I watched a holiday movie last night and I had to comment on it. Hollywood’s idea of what a romance is is not my idea of one or what I write. I do think physical attraction is a part of a relationship, but what I believe is important in a lasting relationship is an emotional bond and friendship. Without those a marriage will not last. In His and Her Business the two people were columnists for two different newspapers. Tom Lane was the big time columnist while Lizzie Madison was with a small town newspaper which was being taken over by the big one Tom worked for. Tom was successful and making quite a name for himself.

Well, she began writing in her column about the meaning of Christmas and people began to read her. Tom’s newspaper wanted him to counterattack her column and rising popularity. He did and a written war began. Tom and Lizzie’s best friends kept telling them that they must be attracted and in love with each other. The problem is that Tom and Lizzie had hardly spoken to each other or for that matter seen each other than the pictures in the newspaper. But suddenly they were falling in love because of their written war. Yes, I’m sure there was a physical attraction, but in order to really fall in love the couple should be together some on a personal level–not through columns in a newspaper.

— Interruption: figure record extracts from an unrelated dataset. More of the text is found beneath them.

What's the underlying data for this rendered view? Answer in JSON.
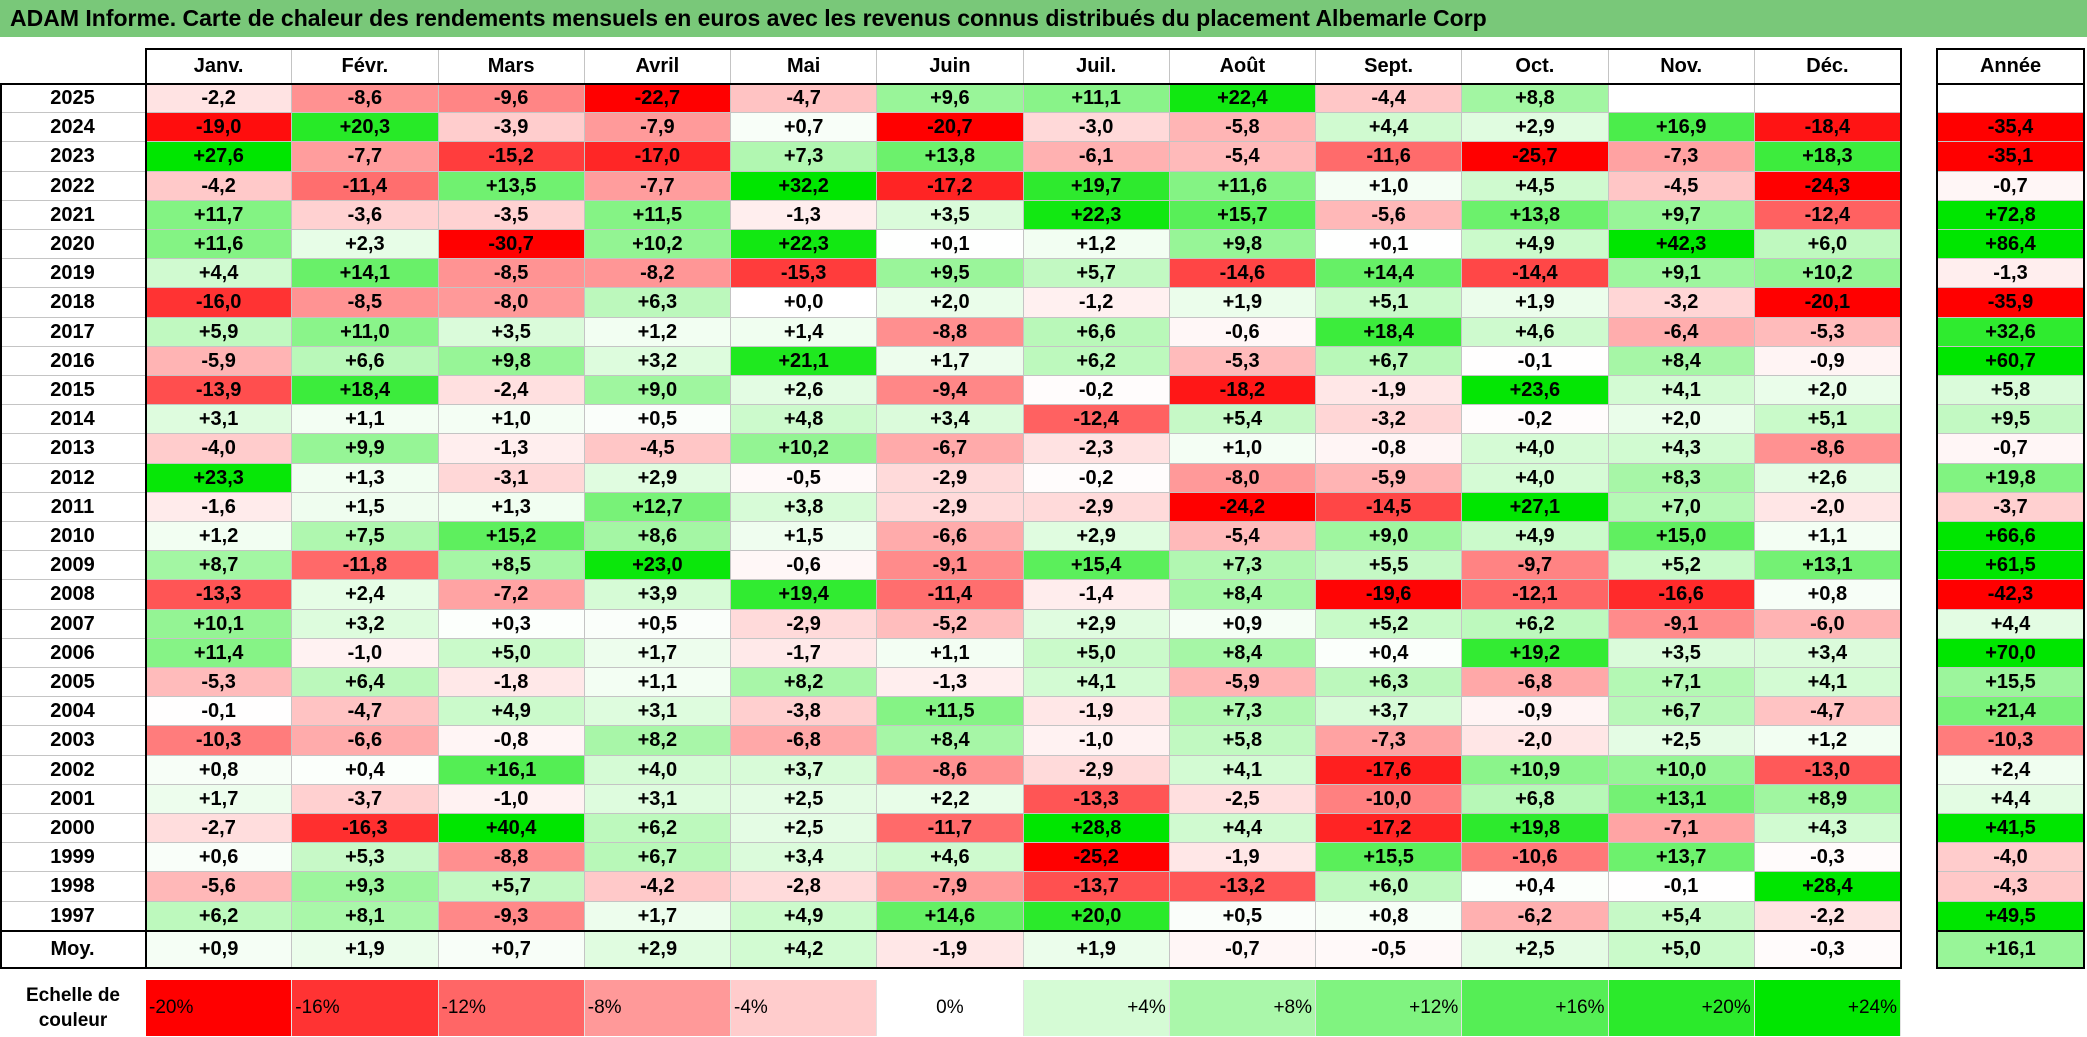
{
  "colors": {
    "title_bar": "#79c879",
    "frame": "#000000",
    "grid": "#c4c4c4"
  },
  "chart_data": {
    "type": "heatmap",
    "title": "ADAM Informe. Carte de chaleur des rendements mensuels en euros avec les revenus connus distribués du placement Albemarle Corp",
    "columns": [
      "Janv.",
      "Févr.",
      "Mars",
      "Avril",
      "Mai",
      "Juin",
      "Juil.",
      "Août",
      "Sept.",
      "Oct.",
      "Nov.",
      "Déc."
    ],
    "total_column": "Année",
    "rows": [
      {
        "label": "2025",
        "values": [
          "-2,2",
          "-8,6",
          "-9,6",
          "-22,7",
          "-4,7",
          "+9,6",
          "+11,1",
          "+22,4",
          "-4,4",
          "+8,8",
          "",
          ""
        ],
        "total": ""
      },
      {
        "label": "2024",
        "values": [
          "-19,0",
          "+20,3",
          "-3,9",
          "-7,9",
          "+0,7",
          "-20,7",
          "-3,0",
          "-5,8",
          "+4,4",
          "+2,9",
          "+16,9",
          "-18,4"
        ],
        "total": "-35,4"
      },
      {
        "label": "2023",
        "values": [
          "+27,6",
          "-7,7",
          "-15,2",
          "-17,0",
          "+7,3",
          "+13,8",
          "-6,1",
          "-5,4",
          "-11,6",
          "-25,7",
          "-7,3",
          "+18,3"
        ],
        "total": "-35,1"
      },
      {
        "label": "2022",
        "values": [
          "-4,2",
          "-11,4",
          "+13,5",
          "-7,7",
          "+32,2",
          "-17,2",
          "+19,7",
          "+11,6",
          "+1,0",
          "+4,5",
          "-4,5",
          "-24,3"
        ],
        "total": "-0,7"
      },
      {
        "label": "2021",
        "values": [
          "+11,7",
          "-3,6",
          "-3,5",
          "+11,5",
          "-1,3",
          "+3,5",
          "+22,3",
          "+15,7",
          "-5,6",
          "+13,8",
          "+9,7",
          "-12,4"
        ],
        "total": "+72,8"
      },
      {
        "label": "2020",
        "values": [
          "+11,6",
          "+2,3",
          "-30,7",
          "+10,2",
          "+22,3",
          "+0,1",
          "+1,2",
          "+9,8",
          "+0,1",
          "+4,9",
          "+42,3",
          "+6,0"
        ],
        "total": "+86,4"
      },
      {
        "label": "2019",
        "values": [
          "+4,4",
          "+14,1",
          "-8,5",
          "-8,2",
          "-15,3",
          "+9,5",
          "+5,7",
          "-14,6",
          "+14,4",
          "-14,4",
          "+9,1",
          "+10,2"
        ],
        "total": "-1,3"
      },
      {
        "label": "2018",
        "values": [
          "-16,0",
          "-8,5",
          "-8,0",
          "+6,3",
          "+0,0",
          "+2,0",
          "-1,2",
          "+1,9",
          "+5,1",
          "+1,9",
          "-3,2",
          "-20,1"
        ],
        "total": "-35,9"
      },
      {
        "label": "2017",
        "values": [
          "+5,9",
          "+11,0",
          "+3,5",
          "+1,2",
          "+1,4",
          "-8,8",
          "+6,6",
          "-0,6",
          "+18,4",
          "+4,6",
          "-6,4",
          "-5,3"
        ],
        "total": "+32,6"
      },
      {
        "label": "2016",
        "values": [
          "-5,9",
          "+6,6",
          "+9,8",
          "+3,2",
          "+21,1",
          "+1,7",
          "+6,2",
          "-5,3",
          "+6,7",
          "-0,1",
          "+8,4",
          "-0,9"
        ],
        "total": "+60,7"
      },
      {
        "label": "2015",
        "values": [
          "-13,9",
          "+18,4",
          "-2,4",
          "+9,0",
          "+2,6",
          "-9,4",
          "-0,2",
          "-18,2",
          "-1,9",
          "+23,6",
          "+4,1",
          "+2,0"
        ],
        "total": "+5,8"
      },
      {
        "label": "2014",
        "values": [
          "+3,1",
          "+1,1",
          "+1,0",
          "+0,5",
          "+4,8",
          "+3,4",
          "-12,4",
          "+5,4",
          "-3,2",
          "-0,2",
          "+2,0",
          "+5,1"
        ],
        "total": "+9,5"
      },
      {
        "label": "2013",
        "values": [
          "-4,0",
          "+9,9",
          "-1,3",
          "-4,5",
          "+10,2",
          "-6,7",
          "-2,3",
          "+1,0",
          "-0,8",
          "+4,0",
          "+4,3",
          "-8,6"
        ],
        "total": "-0,7"
      },
      {
        "label": "2012",
        "values": [
          "+23,3",
          "+1,3",
          "-3,1",
          "+2,9",
          "-0,5",
          "-2,9",
          "-0,2",
          "-8,0",
          "-5,9",
          "+4,0",
          "+8,3",
          "+2,6"
        ],
        "total": "+19,8"
      },
      {
        "label": "2011",
        "values": [
          "-1,6",
          "+1,5",
          "+1,3",
          "+12,7",
          "+3,8",
          "-2,9",
          "-2,9",
          "-24,2",
          "-14,5",
          "+27,1",
          "+7,0",
          "-2,0"
        ],
        "total": "-3,7"
      },
      {
        "label": "2010",
        "values": [
          "+1,2",
          "+7,5",
          "+15,2",
          "+8,6",
          "+1,5",
          "-6,6",
          "+2,9",
          "-5,4",
          "+9,0",
          "+4,9",
          "+15,0",
          "+1,1"
        ],
        "total": "+66,6"
      },
      {
        "label": "2009",
        "values": [
          "+8,7",
          "-11,8",
          "+8,5",
          "+23,0",
          "-0,6",
          "-9,1",
          "+15,4",
          "+7,3",
          "+5,5",
          "-9,7",
          "+5,2",
          "+13,1"
        ],
        "total": "+61,5"
      },
      {
        "label": "2008",
        "values": [
          "-13,3",
          "+2,4",
          "-7,2",
          "+3,9",
          "+19,4",
          "-11,4",
          "-1,4",
          "+8,4",
          "-19,6",
          "-12,1",
          "-16,6",
          "+0,8"
        ],
        "total": "-42,3"
      },
      {
        "label": "2007",
        "values": [
          "+10,1",
          "+3,2",
          "+0,3",
          "+0,5",
          "-2,9",
          "-5,2",
          "+2,9",
          "+0,9",
          "+5,2",
          "+6,2",
          "-9,1",
          "-6,0"
        ],
        "total": "+4,4"
      },
      {
        "label": "2006",
        "values": [
          "+11,4",
          "-1,0",
          "+5,0",
          "+1,7",
          "-1,7",
          "+1,1",
          "+5,0",
          "+8,4",
          "+0,4",
          "+19,2",
          "+3,5",
          "+3,4"
        ],
        "total": "+70,0"
      },
      {
        "label": "2005",
        "values": [
          "-5,3",
          "+6,4",
          "-1,8",
          "+1,1",
          "+8,2",
          "-1,3",
          "+4,1",
          "-5,9",
          "+6,3",
          "-6,8",
          "+7,1",
          "+4,1"
        ],
        "total": "+15,5"
      },
      {
        "label": "2004",
        "values": [
          "-0,1",
          "-4,7",
          "+4,9",
          "+3,1",
          "-3,8",
          "+11,5",
          "-1,9",
          "+7,3",
          "+3,7",
          "-0,9",
          "+6,7",
          "-4,7"
        ],
        "total": "+21,4"
      },
      {
        "label": "2003",
        "values": [
          "-10,3",
          "-6,6",
          "-0,8",
          "+8,2",
          "-6,8",
          "+8,4",
          "-1,0",
          "+5,8",
          "-7,3",
          "-2,0",
          "+2,5",
          "+1,2"
        ],
        "total": "-10,3"
      },
      {
        "label": "2002",
        "values": [
          "+0,8",
          "+0,4",
          "+16,1",
          "+4,0",
          "+3,7",
          "-8,6",
          "-2,9",
          "+4,1",
          "-17,6",
          "+10,9",
          "+10,0",
          "-13,0"
        ],
        "total": "+2,4"
      },
      {
        "label": "2001",
        "values": [
          "+1,7",
          "-3,7",
          "-1,0",
          "+3,1",
          "+2,5",
          "+2,2",
          "-13,3",
          "-2,5",
          "-10,0",
          "+6,8",
          "+13,1",
          "+8,9"
        ],
        "total": "+4,4"
      },
      {
        "label": "2000",
        "values": [
          "-2,7",
          "-16,3",
          "+40,4",
          "+6,2",
          "+2,5",
          "-11,7",
          "+28,8",
          "+4,4",
          "-17,2",
          "+19,8",
          "-7,1",
          "+4,3"
        ],
        "total": "+41,5"
      },
      {
        "label": "1999",
        "values": [
          "+0,6",
          "+5,3",
          "-8,8",
          "+6,7",
          "+3,4",
          "+4,6",
          "-25,2",
          "-1,9",
          "+15,5",
          "-10,6",
          "+13,7",
          "-0,3"
        ],
        "total": "-4,0"
      },
      {
        "label": "1998",
        "values": [
          "-5,6",
          "+9,3",
          "+5,7",
          "-4,2",
          "-2,8",
          "-7,9",
          "-13,7",
          "-13,2",
          "+6,0",
          "+0,4",
          "-0,1",
          "+28,4"
        ],
        "total": "-4,3"
      },
      {
        "label": "1997",
        "values": [
          "+6,2",
          "+8,1",
          "-9,3",
          "+1,7",
          "+4,9",
          "+14,6",
          "+20,0",
          "+0,5",
          "+0,8",
          "-6,2",
          "+5,4",
          "-2,2"
        ],
        "total": "+49,5"
      }
    ],
    "average_row": {
      "label": "Moy.",
      "values": [
        "+0,9",
        "+1,9",
        "+0,7",
        "+2,9",
        "+4,2",
        "-1,9",
        "+1,9",
        "-0,7",
        "-0,5",
        "+2,5",
        "+5,0",
        "-0,3"
      ],
      "total": "+16,1"
    },
    "color_scale": {
      "label": "Echelle de couleur",
      "steps": [
        "-20%",
        "-16%",
        "-12%",
        "-8%",
        "-4%",
        "0%",
        "+4%",
        "+8%",
        "+12%",
        "+16%",
        "+20%",
        "+24%"
      ],
      "negative_color": "#ff0000",
      "neutral_color": "#ffffff",
      "positive_color": "#00e600"
    }
  }
}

By the end of the movie the two were in engaged (less than a month), and yet I never saw when they fell in love or for that fact were together for quality time. As writers we need to establish an emotional connection if our readers are going to believe the couple really fell in love and their marriage will last. Love is so much more than how a person looks (in the movie they went on and on about how hot the other was). Ultimately it is what is inside his/her heart and soul that counts.


  1. Now, that is just a sad commentary on the way Hollywood is going these days. And the teens at my church are watching these types of movies to show them what true love is! It’s especially sad when (for some teens) their own parents don’t have a loving relationship as an example to them.


  2. I didn’t catch the movie… But I agree. How in the world can love develop when two people don’t even interact on a personal level? Sadly, it seems like a number of movies have had this problem recently. It’s the personal interaction that is the difference between lust and love, but it seems that a lot of people fail to understand that anymore…

  3. So true. And it is what is inside the heart that makes you keep on loving your mate when he or she no longer looks like they once did, when wrinkles, baby fat, slowed metabolism, baldness, etc. start to creep in. You can still look at your spouse and get those same butterflies sometimes and sometimes just smile and snug down in the comfort of loving and knowing you are loved in return, despite your faults. That’s a wonderful feeling.

    A lot of kids get some mixed up ideas about love and it is tossed about with startling regularity and it is mostly portrayed as disposible. If it doesn’t work with A, we’ll just go on to B.

    Hugs to you.

  4. Thanks, Camy, April and Pammer for stopping by and giving me your comments on what love is. I totally agree with you all.